Polemiken gegen mediale Zumutungen

Die Bücher der meisten Journalisten sind überflüssig. Zumindest, wenn sie aus dem Feld der Kultur kommen. Meist sind es mehr oder minder gut getarnte Sammlungen von Texten, die als Artikel schon einmal anderswo erschienen sind. Und die nun noch einmal zwischen zwei Buchdeckel geklemmt werden, um der Eitelkeit des Autoren Genüge zu tun und Zeichen seiner Macht zu werden. Diese Texte, ruft ein solches Buch, sind so wichtig, dass sie noch einmal erscheinen müssen. Nicht nur das schnelllebige Medium der Zeitung, auch die Ewigkeit des Buchs hat Anspruch auf diese Gedanken.
Dass dies für den Berliner Autoren Wiglaf Droste nicht gilt, hat auch damit zu tun, dass er kein Journalist ist, auch wenn die meisten der Texte, die er nun in dem Band "Will denn in China gar kein Sack Reis mehr umfallen?" gesammelt hat, zuerst in einer Zeitung, einer Zeitschrift oder im Radio erschienen sind. Vor allem aber machen die Texte gar kein Hehl daraus, dass ihnen an der Ewigkeit so gar nichts liegt. Im Gegenteil. Mit großer Freude wirft Droste sich immer wieder ins Tagesgeschäft, wenn es ihm um irgendetwas geht dann um das große Wegräumen der alltäglichen medialen Zumutungen. Und denen muss man sich Aussetzen. Jeden Tag aufs neue.

Sei es der "Klassenkampfkasper" Wolf Biermann, dessen Tun Droste mit niemals nachlassender Abneigung begleitet.

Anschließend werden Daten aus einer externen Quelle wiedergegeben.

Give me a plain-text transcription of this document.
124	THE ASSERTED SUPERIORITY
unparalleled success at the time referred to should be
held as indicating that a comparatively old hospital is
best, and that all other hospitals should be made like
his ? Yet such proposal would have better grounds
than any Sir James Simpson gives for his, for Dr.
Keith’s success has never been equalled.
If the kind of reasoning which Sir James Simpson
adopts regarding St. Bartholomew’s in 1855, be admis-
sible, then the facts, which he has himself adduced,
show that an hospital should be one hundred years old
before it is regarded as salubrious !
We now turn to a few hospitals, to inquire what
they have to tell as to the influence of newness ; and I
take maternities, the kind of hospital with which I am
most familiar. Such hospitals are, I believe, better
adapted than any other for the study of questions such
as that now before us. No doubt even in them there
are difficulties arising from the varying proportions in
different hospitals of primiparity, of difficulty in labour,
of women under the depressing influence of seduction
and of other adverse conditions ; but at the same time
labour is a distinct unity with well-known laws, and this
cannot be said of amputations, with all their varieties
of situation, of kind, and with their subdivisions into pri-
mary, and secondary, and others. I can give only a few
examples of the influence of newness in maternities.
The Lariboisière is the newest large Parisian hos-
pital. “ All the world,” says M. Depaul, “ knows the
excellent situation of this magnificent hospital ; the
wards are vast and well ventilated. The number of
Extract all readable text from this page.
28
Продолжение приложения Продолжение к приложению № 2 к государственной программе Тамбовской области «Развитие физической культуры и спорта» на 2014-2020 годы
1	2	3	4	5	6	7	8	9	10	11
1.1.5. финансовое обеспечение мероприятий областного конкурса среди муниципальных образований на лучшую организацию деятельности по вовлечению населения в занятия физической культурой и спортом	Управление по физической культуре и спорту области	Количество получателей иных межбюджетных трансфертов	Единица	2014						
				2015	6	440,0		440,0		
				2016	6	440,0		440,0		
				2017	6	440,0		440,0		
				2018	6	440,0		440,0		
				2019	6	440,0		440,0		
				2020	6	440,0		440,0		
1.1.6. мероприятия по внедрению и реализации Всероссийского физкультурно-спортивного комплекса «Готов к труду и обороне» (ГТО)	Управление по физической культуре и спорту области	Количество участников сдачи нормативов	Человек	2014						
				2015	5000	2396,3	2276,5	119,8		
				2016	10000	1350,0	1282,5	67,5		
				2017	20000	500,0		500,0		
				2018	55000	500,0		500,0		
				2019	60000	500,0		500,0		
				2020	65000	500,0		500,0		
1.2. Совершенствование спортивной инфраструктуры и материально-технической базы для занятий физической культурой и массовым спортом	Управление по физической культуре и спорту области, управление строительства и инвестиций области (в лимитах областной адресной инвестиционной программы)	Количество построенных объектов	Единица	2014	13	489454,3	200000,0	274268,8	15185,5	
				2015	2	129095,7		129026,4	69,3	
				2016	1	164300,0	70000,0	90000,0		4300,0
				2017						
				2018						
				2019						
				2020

Sei es die "Gesellschaft für deutsche Sprache" und ihr "Wort des Jahres". Sei es Johannes B. Kerner. Meist spießt Droste das falsche Denken auf, weil es sich in einer falschen Formulierung zeigt. Das Weltgerichtartige dieser Polemiken macht zweifellos einen großen Teil ihres Charmes aus. Diese Texte leben von der Anmaßung des Autors - wie sollte, wer Gott spielt, gerecht sein?

Da verzeiht man Droste sogar die Pietätlosigkeit eines Nachrufs zu Lebzeiten, wenn er so brillant ist wie sein "Grabgebinde für Marcel Reich-Ranicki": "Er war ein Elefant im Paul-Celan-Laden, der mit dem Kanon auf Spatzen schoss".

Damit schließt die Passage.